China Accused As Men Linked To Xi Book Vanish
Hong Kong police are investigating the disappearance of Lee and of three co-workers who are believed to have gone missing in Shenzhen.
“We are deeply concerned by reports about the disappearance and detention of individuals associated with the Causeway Bay Books bookstore in Hong Kong”, said the spokesperson, according to a statement from the British embassy in Beijing.
“This has been one of the black holes in the Hong Kong-mainland legal relationship”, Young said by telephone.
Although Chinese security forces routinely detain dissidents in the mainland without telling their families or charging them, they don’t have any legal right to run in Hong Kong.
“Hong Kong people are very shocked and appalled”, Mr Ho said.
Chief Executive Leung Chun-ying has urged Lee Bo, the missing Hong Kong bookseller, to come forward, after an alleged letter from Lee emerged on Monday.
Leung told reporters that the government is “concerned” about the case, and will be following up on it.
Lee Bo, who works for the Causeway Bay bookshop which is owned by the publisher Mighty Current, was last seen on Wednesday in the company’s Chai Wan warehouse after he went to deliver books to a customer.
Hong Kong’s police department classified the disappearance of a bookstore’s co-owner as a missing person case.
“It probably has to do with… a book containing a story about a girlfriend [of Xi’s]… from some years ago”, Ho told a news conference in Hong Kong on Sunday.
“There were warnings given to the owners not to publish this book”.
The case prompted small groups of protesters to march in Hong Kong on Sunday.
“The mainland is targeting our publishing industry and our journalists in a policy that could be described as white terror”, Ho said.
Hong Kong Police have asked the Chinese authorities about the bookseller.
Besides Lee’s call to his wife Saturday, Gui has contacted his wife, who lives in Germany, through Skype several times, the last time on December 24, Bei said.
They didn’t say whether Lee had been located.
Nearly twenty years on, we can safely conclude that the Iron Lady, for once, seemed far too optimistic.
Choi told media sources that she received a phone call from Lee the night he disappeared. Authorities from Britain and Sweden are investigating the disappearance of the bookseller’s colleagues, and more than a million people have viewed a video by a pro-democracy activist in Hong Kong begging for global help has been viewed almost 900,000 times on Facebook.
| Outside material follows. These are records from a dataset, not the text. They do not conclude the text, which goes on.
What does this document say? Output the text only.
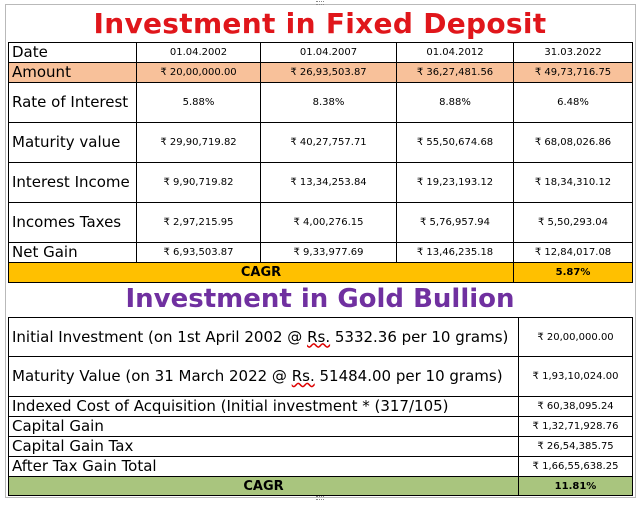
Investment in Fixed Deposit
Date	01.04.2002	01.04.2007	01.04.2012	31.03.2022
Amount	₹ 20,00,000.00	₹ 26,93,503.87	₹ 36,27,481.56	₹ 49,73,716.75
Rate of Interest	5.88%	8.38%	8.88%	6.48%
Maturity value	₹ 29,90,719.82	₹ 40,27,757.71	₹ 55,50,674.68	₹ 68,08,026.86
Interest Income	₹ 9,90,719.82	₹ 13,34,253.84	₹ 19,23,193.12	₹ 18,34,310.12
Incomes Taxes	₹ 2,97,215.95	₹ 4,00,276.15	₹ 5,76,957.94	₹ 5,50,293.04
Net Gain	₹ 6,93,503.87	₹ 9,33,977.69	₹ 13,46,235.18	₹ 12,84,017.08
CAGR				5.87%
Investment in Gold Bullion
Initial Investment (on 1st April 2002 @ Rs. 5332.36 per 10 grams)	₹ 20,00,000.00
Maturity Value (on 31 March 2022 @ Rs. 51484.00 per 10 grams)	₹ 1,93,10,024.00
Indexed Cost of Acquisition (Initial investment * (317/105)	₹ 60,38,095.24
Capital Gain	₹ 1,32,71,928.76
Capital Gain Tax	₹ 26,54,385.75
After Tax Gain Total	₹ 1,66,55,638.25
CAGR	11.81%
In a handwritten note dated January 3 and purportedly written and signed by Lee, photos of which were widely circulated on social and local media but couldn’t be verified by Reuters, Lee wrote that he had travelled back to China in order to assist with an unspecified “investigation”.
Mr Leung noted widespread rumours that mainland officers are behind the sudden vanishing of Mr Lee Bo, a shareholder in publisher Mighty Current which puts out salacious and politically sensitive tomes about China’s leaders.
“Does it have anything to do with what they’re selling?”
“I am now very good and everything is normal”, the author wrote, without explaining how he reached mainland China without his travel documents or attracting the attention of immigration officials.